Protagonistas surdos, enfim, conquistam prestígio em Hollywood
Aclamado no Festival de Sundance, 'No Ritmo do Coração' segue o sucesso dos ótimos 'O Som do Silêncio' e 'Um Lugar Silencioso'
Desde a edição de 2021 do Oscar, que teve entre seus indicados o belíssimo filme O Som do Silêncio, algumas produções vêm chamando a atenção por trazer, de forma respeitosa e livre de estereótipos, protagonistas surdos aos holofotes. No Ritmo do Coração, lançado no Brasil no final de setembro, é um exemplar dessa onda. A história acompanha a trajetória de Ruby (Emilia Jones), uma jovem que ama cantar, mas enfrenta uma barreira delicada para seguir este sonho: seus pais, vividos por Marlee Matlin e Troy Kotsur, e seu irmão mais velho, todos deficientes auditivos, são extremamente dependentes dela, a única na família que não é surda.
A ideia inicial de alguns financiadores para o longa, um remake do francês A Família Bélier, era dar a nomes famosos de Hollywood papéis de deficientes auditivos na produção. Isso só não aconteceu graças a insistência da atriz Marlee Matlin, surda desde os 18 meses de idade, que bateu o pé e disse que só participaria do filme se estes personagens fossem interpretados por atores e atrizes surdos na vida real. “Não consigo ver nenhum ator vestindo uma fantasia de surdo. Não somos mais fantasias para vestir. Estamos aqui e nossos talentos são válidos”, disse a atriz em entrevista ao USA Today.

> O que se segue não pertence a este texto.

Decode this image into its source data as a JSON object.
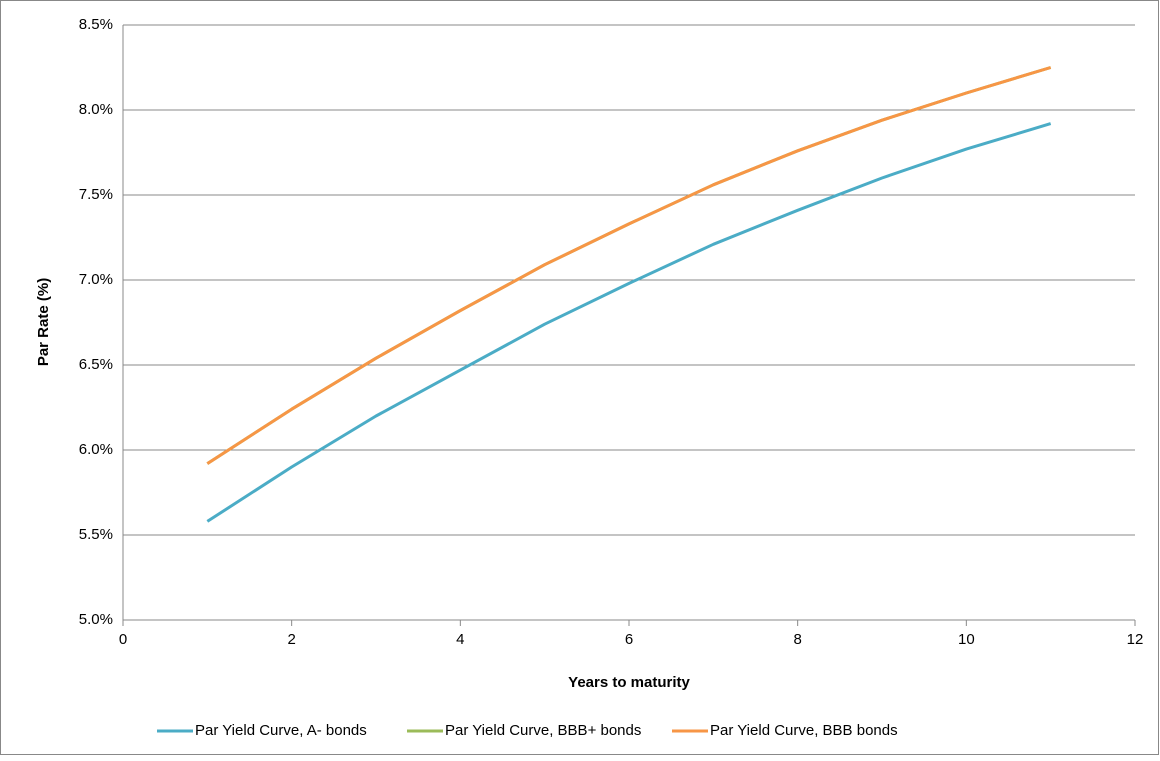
{
  "chart_data": {
    "type": "line",
    "x_label": "Years to maturity",
    "y_label": "Par Rate (%)",
    "x": [
      1,
      2,
      3,
      4,
      5,
      6,
      7,
      8,
      9,
      10,
      11
    ],
    "series": [
      {
        "name": "Par Yield Curve, A- bonds",
        "color": "#4bacc6",
        "values": [
          5.58,
          5.9,
          6.2,
          6.47,
          6.74,
          6.98,
          7.21,
          7.41,
          7.6,
          7.77,
          7.92
        ]
      },
      {
        "name": "Par Yield Curve, BBB+ bonds",
        "color": "#9bbb59",
        "values": [
          5.92,
          6.24,
          6.54,
          6.82,
          7.09,
          7.33,
          7.56,
          7.76,
          7.94,
          8.1,
          8.25
        ]
      },
      {
        "name": "Par Yield Curve, BBB bonds",
        "color": "#f79646",
        "values": [
          5.92,
          6.24,
          6.54,
          6.82,
          7.09,
          7.33,
          7.56,
          7.76,
          7.94,
          8.1,
          8.25
        ]
      }
    ],
    "xlim": [
      0,
      12
    ],
    "xticks": [
      0,
      2,
      4,
      6,
      8,
      10,
      12
    ],
    "ylim": [
      5,
      8.5
    ],
    "yticks": [
      {
        "value": 5,
        "label": "5.0%"
      },
      {
        "value": 5.5,
        "label": "5.5%"
      },
      {
        "value": 6,
        "label": "6.0%"
      },
      {
        "value": 6.5,
        "label": "6.5%"
      },
      {
        "value": 7,
        "label": "7.0%"
      },
      {
        "value": 7.5,
        "label": "7.5%"
      },
      {
        "value": 8,
        "label": "8.0%"
      },
      {
        "value": 8.5,
        "label": "8.5%"
      }
    ],
    "grid": true,
    "legend": "bottom"
  }
}
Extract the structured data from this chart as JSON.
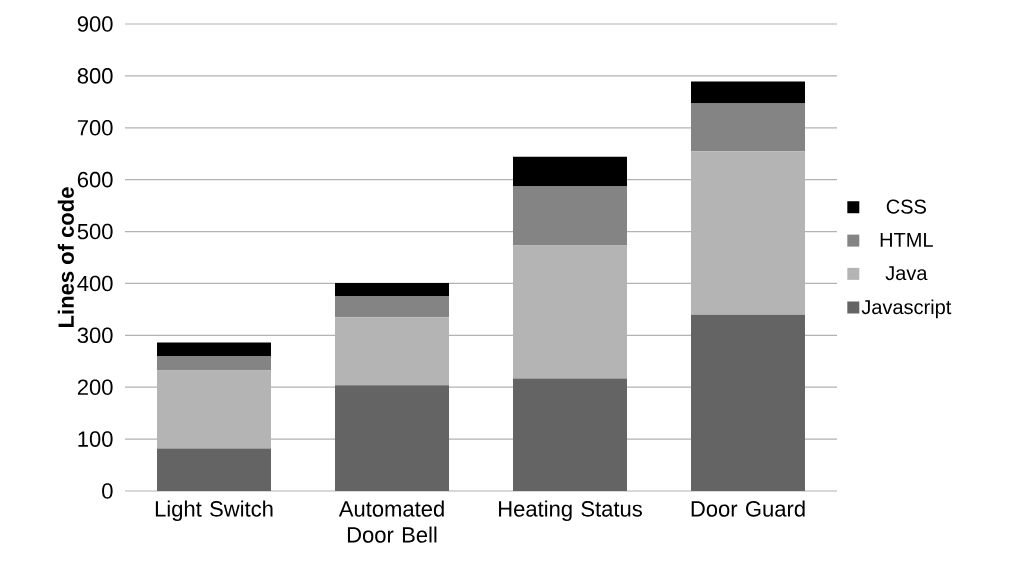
{
  "chart_data": {
    "type": "bar",
    "stacked": true,
    "ylabel": "Lines of code",
    "categories": [
      "Light Switch",
      "Automated Door Bell",
      "Heating Status",
      "Door Guard"
    ],
    "series": [
      {
        "name": "Javascript",
        "color": "#646464",
        "values": [
          82,
          204,
          217,
          340
        ]
      },
      {
        "name": "Java",
        "color": "#b4b4b4",
        "values": [
          150,
          131,
          256,
          315
        ]
      },
      {
        "name": "HTML",
        "color": "#848484",
        "values": [
          28,
          41,
          114,
          92
        ]
      },
      {
        "name": "CSS",
        "color": "#000000",
        "values": [
          26,
          25,
          57,
          42
        ]
      }
    ],
    "ylim": [
      0,
      900
    ],
    "yticks": [
      0,
      100,
      200,
      300,
      400,
      500,
      600,
      700,
      800,
      900
    ],
    "grid": "y",
    "legend": "right"
  }
}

Segundo uma pesquisa feita em 2019 pela Ruderman Family Foundation, instituição filantrópica privada que tem como um de seus objetivos promover a inclusão de pessoas com deficiência no mercado de trabalho dos Estados Unidos, 55% dos participantes do estudo com 16 anos ou mais preferem retratos autênticos de atores e atrizes com deficiência nas telas. Apesar das recentes produções que contemplam a comunidade — e do número expressivo de consumidores mostrado no relatório —, Hollywood ainda parece ter dificuldade em inclui-la nas discussões sobre diversidade: grande parte dos estudos voltados para a produção audiovisual não lista pessoas com deficiência na indústria.

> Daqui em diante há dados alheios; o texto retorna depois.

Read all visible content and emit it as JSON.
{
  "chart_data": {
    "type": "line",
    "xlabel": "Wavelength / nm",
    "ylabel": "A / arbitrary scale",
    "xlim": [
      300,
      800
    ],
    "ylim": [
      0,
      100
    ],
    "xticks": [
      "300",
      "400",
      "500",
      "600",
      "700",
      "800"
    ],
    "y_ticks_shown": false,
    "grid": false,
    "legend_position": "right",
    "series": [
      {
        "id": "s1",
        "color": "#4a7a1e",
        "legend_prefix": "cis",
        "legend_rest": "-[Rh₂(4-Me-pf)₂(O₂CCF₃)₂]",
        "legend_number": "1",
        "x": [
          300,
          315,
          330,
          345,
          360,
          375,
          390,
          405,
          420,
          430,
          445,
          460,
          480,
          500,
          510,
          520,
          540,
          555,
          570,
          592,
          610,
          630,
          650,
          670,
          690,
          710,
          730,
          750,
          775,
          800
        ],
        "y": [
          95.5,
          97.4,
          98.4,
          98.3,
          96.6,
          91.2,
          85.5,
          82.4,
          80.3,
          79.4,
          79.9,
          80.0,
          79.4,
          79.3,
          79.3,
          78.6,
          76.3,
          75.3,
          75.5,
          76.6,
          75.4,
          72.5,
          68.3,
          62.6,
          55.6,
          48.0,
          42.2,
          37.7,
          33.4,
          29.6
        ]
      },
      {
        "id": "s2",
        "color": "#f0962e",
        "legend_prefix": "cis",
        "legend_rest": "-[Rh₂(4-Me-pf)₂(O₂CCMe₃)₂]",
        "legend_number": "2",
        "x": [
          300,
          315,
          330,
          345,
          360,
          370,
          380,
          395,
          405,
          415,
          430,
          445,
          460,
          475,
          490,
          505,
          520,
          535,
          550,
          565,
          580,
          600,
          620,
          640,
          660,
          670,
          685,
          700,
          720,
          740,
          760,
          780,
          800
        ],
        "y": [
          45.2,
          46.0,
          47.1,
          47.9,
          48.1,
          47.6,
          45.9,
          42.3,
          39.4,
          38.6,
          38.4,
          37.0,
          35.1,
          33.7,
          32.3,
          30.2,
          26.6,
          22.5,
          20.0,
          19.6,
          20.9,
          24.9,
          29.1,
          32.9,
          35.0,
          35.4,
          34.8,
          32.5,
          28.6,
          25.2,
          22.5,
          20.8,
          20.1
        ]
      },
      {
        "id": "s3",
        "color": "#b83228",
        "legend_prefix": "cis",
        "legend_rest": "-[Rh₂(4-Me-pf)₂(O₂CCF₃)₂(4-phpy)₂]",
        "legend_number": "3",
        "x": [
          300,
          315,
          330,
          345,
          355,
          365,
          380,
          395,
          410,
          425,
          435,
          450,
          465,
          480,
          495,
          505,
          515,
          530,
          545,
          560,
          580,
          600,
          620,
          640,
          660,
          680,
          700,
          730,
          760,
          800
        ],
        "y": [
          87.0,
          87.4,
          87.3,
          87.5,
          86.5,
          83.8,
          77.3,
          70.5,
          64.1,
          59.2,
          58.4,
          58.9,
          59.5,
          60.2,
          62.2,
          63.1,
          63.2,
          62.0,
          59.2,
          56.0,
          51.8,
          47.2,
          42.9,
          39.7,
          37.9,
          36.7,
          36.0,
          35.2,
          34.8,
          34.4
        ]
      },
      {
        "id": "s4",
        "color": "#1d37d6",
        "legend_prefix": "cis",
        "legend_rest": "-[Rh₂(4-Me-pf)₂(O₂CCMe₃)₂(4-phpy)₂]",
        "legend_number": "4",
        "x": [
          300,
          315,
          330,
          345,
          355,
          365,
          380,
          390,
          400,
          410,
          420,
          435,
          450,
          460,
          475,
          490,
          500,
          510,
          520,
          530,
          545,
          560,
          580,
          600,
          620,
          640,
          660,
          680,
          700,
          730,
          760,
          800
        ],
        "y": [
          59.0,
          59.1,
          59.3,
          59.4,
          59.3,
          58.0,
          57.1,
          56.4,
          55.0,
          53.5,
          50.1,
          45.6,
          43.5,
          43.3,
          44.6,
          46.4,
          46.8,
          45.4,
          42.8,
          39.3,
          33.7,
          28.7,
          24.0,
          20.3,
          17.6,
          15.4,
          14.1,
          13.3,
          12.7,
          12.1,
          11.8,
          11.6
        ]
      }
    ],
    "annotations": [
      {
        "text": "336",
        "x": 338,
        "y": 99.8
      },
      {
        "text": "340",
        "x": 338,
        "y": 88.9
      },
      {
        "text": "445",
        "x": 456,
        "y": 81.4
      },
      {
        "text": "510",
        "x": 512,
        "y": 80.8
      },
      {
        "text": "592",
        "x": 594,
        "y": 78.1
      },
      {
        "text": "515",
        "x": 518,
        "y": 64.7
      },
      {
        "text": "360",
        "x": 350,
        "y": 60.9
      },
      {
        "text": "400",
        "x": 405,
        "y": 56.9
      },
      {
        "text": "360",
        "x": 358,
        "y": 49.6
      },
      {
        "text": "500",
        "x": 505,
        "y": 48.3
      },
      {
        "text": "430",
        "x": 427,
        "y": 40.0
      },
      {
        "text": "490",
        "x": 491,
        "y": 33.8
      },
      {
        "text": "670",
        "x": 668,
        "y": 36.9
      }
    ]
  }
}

No Ritmo do Coração foi um dos grandes vencedores do Festival de Sundance deste ano, abocanhando os prêmios de direção, melhor ficção americana e o prêmio do júri. Seguindo a mesma linha de excelência, O Som do Silêncio, apesar de não ter vencido grandes categorias no Oscar, provou seu potencial ao apresentar para o público a história de Ruben Stone (Riz Ahmed), baterista de uma banda de heavy metal que precisa lidar com a perda de audição e seus problemas com drogas. Ambos os filmes trabalham com dimensões que vão além de apenas representar pessoas surdas, tocando em assuntos diversos como família, aceitação e superação.

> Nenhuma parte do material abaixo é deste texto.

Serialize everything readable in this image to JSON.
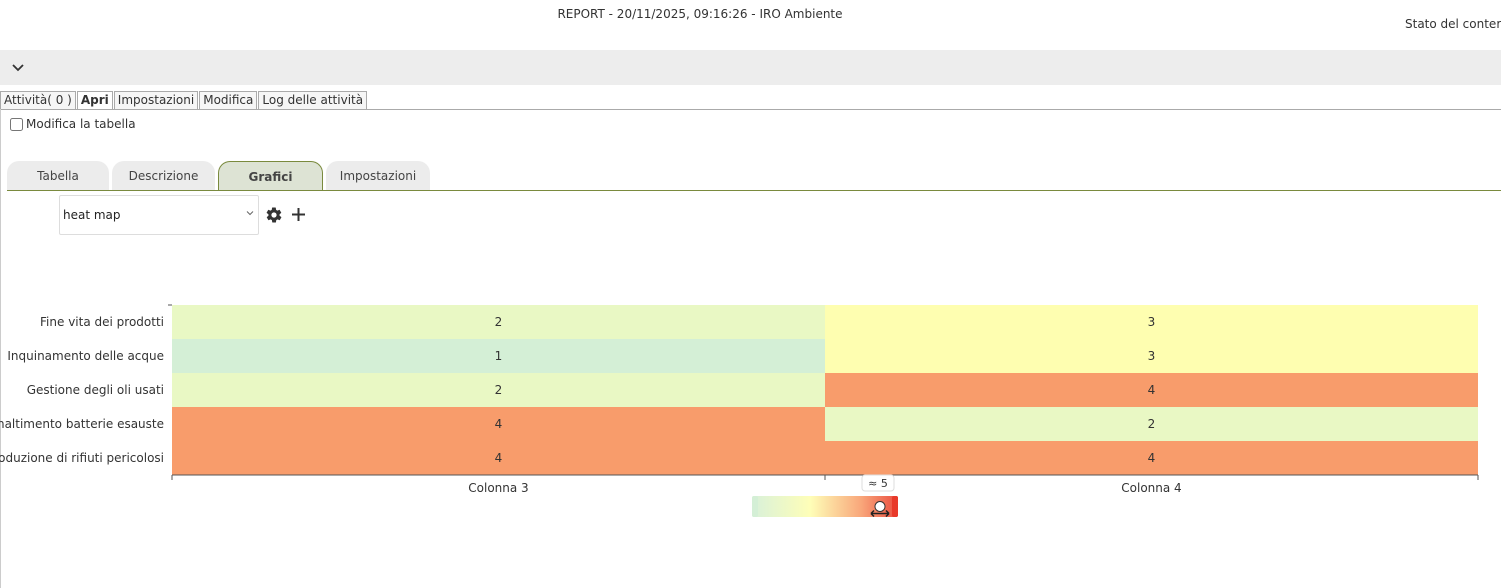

Porém, um dos grandes trunfos desta produção atual é conduzir o espectador, através de uma exemplar edição de som, pela experiência sensorial de uma pessoa que percebe o mundo de outra forma. Em 2018, o filme Um Lugar Silencioso abriu as portas para esse modelo, ao criar uma realidade em que o silêncio deve imperar para que seus protagonistas sobrevivam a criaturas alienígenas que atacam movidos pelo barulho. O longa, que ganhou uma continuação em 2021, Um Lugar Silencioso – Parte II, traz no elenco a jovem atriz surda Millicent Simmonds, que interpreta a filha mais velha de John Krasinski e Emily Blunt. Ali, todos se comunicam pela língua de sinais — e Millicent brilha entre os veteranos. “É uma atriz poderosa, que carrega o filme nas costas”, disse Blunt em entrevista, elogiando a americana, hoje com 18 anos de idade.